Research published by the Pensions Policy Institute, building on previous analysis by Insight Investment, shows that the change results in a significant loss of value to individuals over time.

The government is consulting on changing the RPI to CPIH between 2025 and 2030, as it feels CPIH is a more accurate inflation measure.

However RPI rises by around 0.75% a year more than CPIH. According to Insight Investment, the compounding effect of this difference over time would mean someone buying an RPI-linked annuity at age 65 would see their aggregate lifetime payments reduced by between 10% and 15%. The PPI has estimated the impact on DB schemes at as much as £80 billion.

According to the PPI's research, a 65 year old pensioner in 2020 could receive up to 21% less per year in a DB pension by the age of 90.

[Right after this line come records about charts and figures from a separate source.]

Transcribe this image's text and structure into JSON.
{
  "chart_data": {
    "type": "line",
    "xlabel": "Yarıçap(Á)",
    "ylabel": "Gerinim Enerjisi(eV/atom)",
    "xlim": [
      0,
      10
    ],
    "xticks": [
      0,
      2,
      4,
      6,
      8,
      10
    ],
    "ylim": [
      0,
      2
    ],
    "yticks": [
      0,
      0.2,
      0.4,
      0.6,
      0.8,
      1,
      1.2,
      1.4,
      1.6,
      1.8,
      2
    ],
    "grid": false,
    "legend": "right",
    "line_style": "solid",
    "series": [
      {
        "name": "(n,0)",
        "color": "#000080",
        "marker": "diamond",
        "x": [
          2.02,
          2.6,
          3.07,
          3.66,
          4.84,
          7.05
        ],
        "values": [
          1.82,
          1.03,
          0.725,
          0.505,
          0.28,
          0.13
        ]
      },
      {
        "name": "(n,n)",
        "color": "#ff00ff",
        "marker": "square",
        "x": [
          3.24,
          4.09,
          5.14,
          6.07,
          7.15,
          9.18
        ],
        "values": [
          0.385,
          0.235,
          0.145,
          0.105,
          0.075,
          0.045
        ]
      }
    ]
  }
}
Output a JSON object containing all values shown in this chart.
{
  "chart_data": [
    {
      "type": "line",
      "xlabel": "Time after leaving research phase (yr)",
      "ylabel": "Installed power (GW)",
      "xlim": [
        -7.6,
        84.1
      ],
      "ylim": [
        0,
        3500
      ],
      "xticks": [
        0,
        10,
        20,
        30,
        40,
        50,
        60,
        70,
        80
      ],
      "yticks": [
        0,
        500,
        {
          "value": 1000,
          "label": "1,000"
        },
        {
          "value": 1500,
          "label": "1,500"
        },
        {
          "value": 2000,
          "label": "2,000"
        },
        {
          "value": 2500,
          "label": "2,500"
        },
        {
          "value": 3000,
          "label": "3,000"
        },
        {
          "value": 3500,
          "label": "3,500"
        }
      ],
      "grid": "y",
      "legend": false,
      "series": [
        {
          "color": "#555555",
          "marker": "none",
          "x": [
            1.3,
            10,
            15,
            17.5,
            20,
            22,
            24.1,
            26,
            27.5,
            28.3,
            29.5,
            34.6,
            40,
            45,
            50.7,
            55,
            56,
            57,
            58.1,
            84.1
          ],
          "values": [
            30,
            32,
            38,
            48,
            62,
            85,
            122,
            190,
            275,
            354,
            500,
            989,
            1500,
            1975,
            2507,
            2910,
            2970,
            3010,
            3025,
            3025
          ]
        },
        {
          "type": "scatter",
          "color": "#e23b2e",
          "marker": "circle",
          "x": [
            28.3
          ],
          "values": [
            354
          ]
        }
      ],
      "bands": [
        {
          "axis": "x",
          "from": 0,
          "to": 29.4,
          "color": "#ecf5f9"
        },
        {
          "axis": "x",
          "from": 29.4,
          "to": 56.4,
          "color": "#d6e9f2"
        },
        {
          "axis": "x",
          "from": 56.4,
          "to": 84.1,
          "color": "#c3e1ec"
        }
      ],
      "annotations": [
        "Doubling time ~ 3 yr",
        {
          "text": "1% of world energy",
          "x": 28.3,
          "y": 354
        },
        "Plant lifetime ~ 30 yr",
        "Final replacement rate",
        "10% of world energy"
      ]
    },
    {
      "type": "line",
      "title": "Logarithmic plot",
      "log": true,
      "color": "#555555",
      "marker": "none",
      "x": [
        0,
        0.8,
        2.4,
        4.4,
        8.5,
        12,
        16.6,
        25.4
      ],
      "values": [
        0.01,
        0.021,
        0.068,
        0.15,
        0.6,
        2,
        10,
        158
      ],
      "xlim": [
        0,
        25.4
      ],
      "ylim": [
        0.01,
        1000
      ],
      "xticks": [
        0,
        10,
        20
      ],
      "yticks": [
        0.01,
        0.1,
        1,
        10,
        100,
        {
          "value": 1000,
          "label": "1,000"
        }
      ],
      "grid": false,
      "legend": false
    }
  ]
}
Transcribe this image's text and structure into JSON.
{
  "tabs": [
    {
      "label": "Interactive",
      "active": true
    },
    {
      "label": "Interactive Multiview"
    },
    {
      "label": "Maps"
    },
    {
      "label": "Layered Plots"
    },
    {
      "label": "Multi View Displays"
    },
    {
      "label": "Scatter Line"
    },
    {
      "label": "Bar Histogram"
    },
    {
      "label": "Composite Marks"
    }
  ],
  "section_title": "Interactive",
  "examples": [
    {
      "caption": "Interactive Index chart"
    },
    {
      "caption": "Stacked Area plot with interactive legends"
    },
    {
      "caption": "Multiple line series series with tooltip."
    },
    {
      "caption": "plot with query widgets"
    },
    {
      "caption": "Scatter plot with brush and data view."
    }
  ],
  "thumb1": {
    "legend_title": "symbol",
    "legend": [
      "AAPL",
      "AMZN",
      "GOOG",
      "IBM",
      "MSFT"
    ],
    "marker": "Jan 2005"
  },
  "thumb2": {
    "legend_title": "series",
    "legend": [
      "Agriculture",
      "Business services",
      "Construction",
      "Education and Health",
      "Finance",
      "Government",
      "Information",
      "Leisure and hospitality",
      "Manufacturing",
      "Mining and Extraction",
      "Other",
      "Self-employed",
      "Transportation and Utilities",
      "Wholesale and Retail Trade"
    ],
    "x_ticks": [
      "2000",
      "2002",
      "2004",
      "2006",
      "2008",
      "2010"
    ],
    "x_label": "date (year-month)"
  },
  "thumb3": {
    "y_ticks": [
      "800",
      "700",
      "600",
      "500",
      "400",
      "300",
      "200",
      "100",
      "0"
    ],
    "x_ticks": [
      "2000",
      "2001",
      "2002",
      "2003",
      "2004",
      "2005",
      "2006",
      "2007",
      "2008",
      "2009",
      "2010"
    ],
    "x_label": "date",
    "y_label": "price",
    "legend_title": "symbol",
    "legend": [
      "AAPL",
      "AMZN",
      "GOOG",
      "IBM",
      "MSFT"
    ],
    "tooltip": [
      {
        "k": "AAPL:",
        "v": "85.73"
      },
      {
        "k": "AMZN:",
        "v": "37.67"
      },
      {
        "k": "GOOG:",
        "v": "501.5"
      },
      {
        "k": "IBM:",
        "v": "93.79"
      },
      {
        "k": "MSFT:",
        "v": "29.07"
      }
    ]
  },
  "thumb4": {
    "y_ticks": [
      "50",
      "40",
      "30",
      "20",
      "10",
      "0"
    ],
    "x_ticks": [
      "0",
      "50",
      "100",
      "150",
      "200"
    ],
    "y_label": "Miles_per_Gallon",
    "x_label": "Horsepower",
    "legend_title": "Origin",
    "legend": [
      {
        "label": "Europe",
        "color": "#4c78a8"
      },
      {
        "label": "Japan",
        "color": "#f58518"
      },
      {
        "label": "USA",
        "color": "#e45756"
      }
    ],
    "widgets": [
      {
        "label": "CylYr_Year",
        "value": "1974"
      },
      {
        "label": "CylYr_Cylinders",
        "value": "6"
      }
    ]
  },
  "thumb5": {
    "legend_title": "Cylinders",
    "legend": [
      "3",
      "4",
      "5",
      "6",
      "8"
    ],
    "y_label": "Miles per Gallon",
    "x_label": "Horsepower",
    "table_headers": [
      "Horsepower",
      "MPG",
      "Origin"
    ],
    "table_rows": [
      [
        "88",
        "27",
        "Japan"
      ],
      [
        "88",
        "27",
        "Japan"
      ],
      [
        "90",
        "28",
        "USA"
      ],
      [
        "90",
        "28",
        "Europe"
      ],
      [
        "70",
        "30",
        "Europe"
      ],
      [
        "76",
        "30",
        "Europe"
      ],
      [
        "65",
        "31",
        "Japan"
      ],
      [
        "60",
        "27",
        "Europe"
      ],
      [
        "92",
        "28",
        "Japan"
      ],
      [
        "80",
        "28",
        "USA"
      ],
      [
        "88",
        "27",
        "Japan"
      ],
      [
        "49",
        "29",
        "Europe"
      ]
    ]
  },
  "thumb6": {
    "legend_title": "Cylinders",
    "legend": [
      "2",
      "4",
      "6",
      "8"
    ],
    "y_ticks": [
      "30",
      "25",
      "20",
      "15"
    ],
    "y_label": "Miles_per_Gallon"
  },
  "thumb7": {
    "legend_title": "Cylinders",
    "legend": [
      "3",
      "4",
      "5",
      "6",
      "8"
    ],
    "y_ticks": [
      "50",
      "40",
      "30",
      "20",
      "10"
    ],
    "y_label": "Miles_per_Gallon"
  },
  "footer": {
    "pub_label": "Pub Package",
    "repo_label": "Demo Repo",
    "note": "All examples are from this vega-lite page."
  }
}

By a 65 year old (in 2020) man’s average life expectancy of 86, yearly average DB income under RPI uprating would be around £6,300pa. This could drop by 17% to £5,200pa if the change took place from 2025, or by 12% to £5,500pa, if the change took place in 2030.

By a 65 year old woman’s average life expectancy of 88, yearly average DB income under RPI uprating would be around £6,200pa. This could drop by 19% to £5,000pa if the change took place from 2025, or by 14% to £5,300pa, if the change took place in 2030.

The PPI recommends that the government continues to calculate and publish a ‘legacy’ RPI for existing contracts, such that anyone receiving contractual benefits today could continue to enjoy the current calculation methodology.

Tom McPhail, head of policy at Hargreaves Lansdown, commented: "Anyone who has joined a pension scheme or bought an annuity expecting to receive RPI-linked increases to their income, should continue to receive those benefits in line with the contract they bought into.

"Arguing that they’ll still receive an RPI-linked benefit but then changing the definition of what RPI means, is a bit of Alice in Wonderland logic; it looks like it could be an April Fool but for anyone facing the prospect of losing up to 21% of the value of their pension, this is no laughing matter."